Unfortunately, I cannot find the online supplemental materials where details on the elasticity figures used are meant to be hiding. The main paper explains the main method, but doesn't have the elasticity figures used.

The modelling work they describe first estimates the effects of an excise increase on consumption. They do not report whether they use lower price elasticity estimates for the binge and heavier drinkers they take as the population likely to drink drive; I expect the supplementary tables would have more detail.

But they then scale up all consumption "to account for survey under-reporting". Basically, survey measures don't line up with sales figures - less is reported by survey respondents than gets reported in the tax data. Some of that will be under-reporting, but some of it will be that New Zealand gets a ton of tourists, and tourists are going to drink while here but don't show up in the alcohol use or household expenditure surveys.

After getting an estimated effect of excise on consumption, which will overstate things if they haven't used a lower elasticity for binge drinkers, they then estimate the effect of lower consumption on drink driving:
Modelling health effects of changes in alcohol consumption

From the change in alcohol consumption, we determined the change in risk of motor vehicle and motorcycle road deaths and injuries using a population impact fraction approach (online supplementary text S1). In these calculations, we applied dose–response relative risk curves for high-risk (binge) drinkers.19 These relative risks were adjusted to reflect the proportion of the day spent at increased risk, using a function that predicts exposure time based on estimated rates of alcohol clearance by the liver.5

To model the future health impact of alcohol consumption changes in the New Zealand population, we used multistate life-table modelling methods used previously to model the health impacts of alcohol taxes in Australia20 and Denmark,21 and previously adapted in New Zealand for modelling health impacts of tobacco taxes.22 In these analyses, we focused on modelling the impact of changes in alcohol intake on motor vehicle and motor cycle road transport injuries.
So they use that to go from a modelled reduction in binge drinking to a modelled reduction in motor vehicle accidents. The modelled reduction in costs comes out of that modelled reduction in accidents. But at the end of that chain of modelled links, they wind up claiming an implausibly large reduction in road accident costs from a 15% increase in the cost of cheaper alcohol.

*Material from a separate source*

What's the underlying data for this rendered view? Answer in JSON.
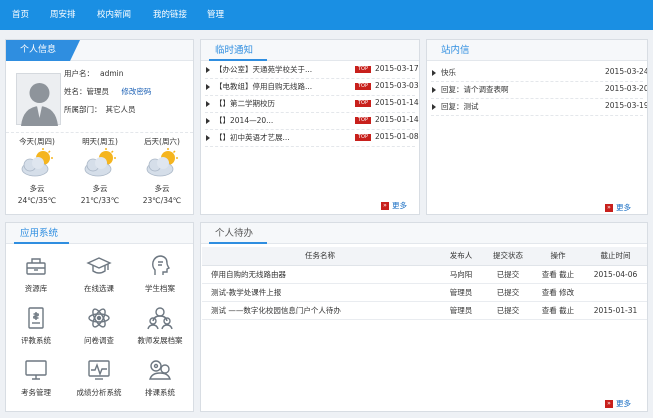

They claim that their results are robust to different assumptions about elasticities of consumption with respect to price, but all that meant was that, in the absence of NZ estimates, they first applied UK estimates and then applied Australian estimates. It doesn't say how robust their figures are to different assumptions about the relative elasticities of binge and regular drinkers.

Anyway - colour me more than a little bit sceptical. If I were looking for best-buys for reducing drink driving, I'd be looking hard at South Dakota's 24/7 and Hawaii's HOPE programmes.

For a fun alternative way of approaching the problem, here's Robert McClelland and John Iselin of the Urban Institute and Brookings Institution's Tax Policy Center. They use a synthetic control method to estimate the effects of two large excise increases in Illinois. The synthetic control method looks for states whose consumption patterns were a lot like Illinois's patterns prior to the tax change, then use the combination of those states to build a synthetic version of Illinois - what consumption in Illinois would have looked like absent the tax change. The effect of the tax is then estimated against that counterfactual. They find a temporary reduction in accidents in counties that don't border other states, but even that washes away pretty quickly. There'll be other studies that find reductions in accident rates, but I kinda like this synthetic control method for establishing a counterfactual.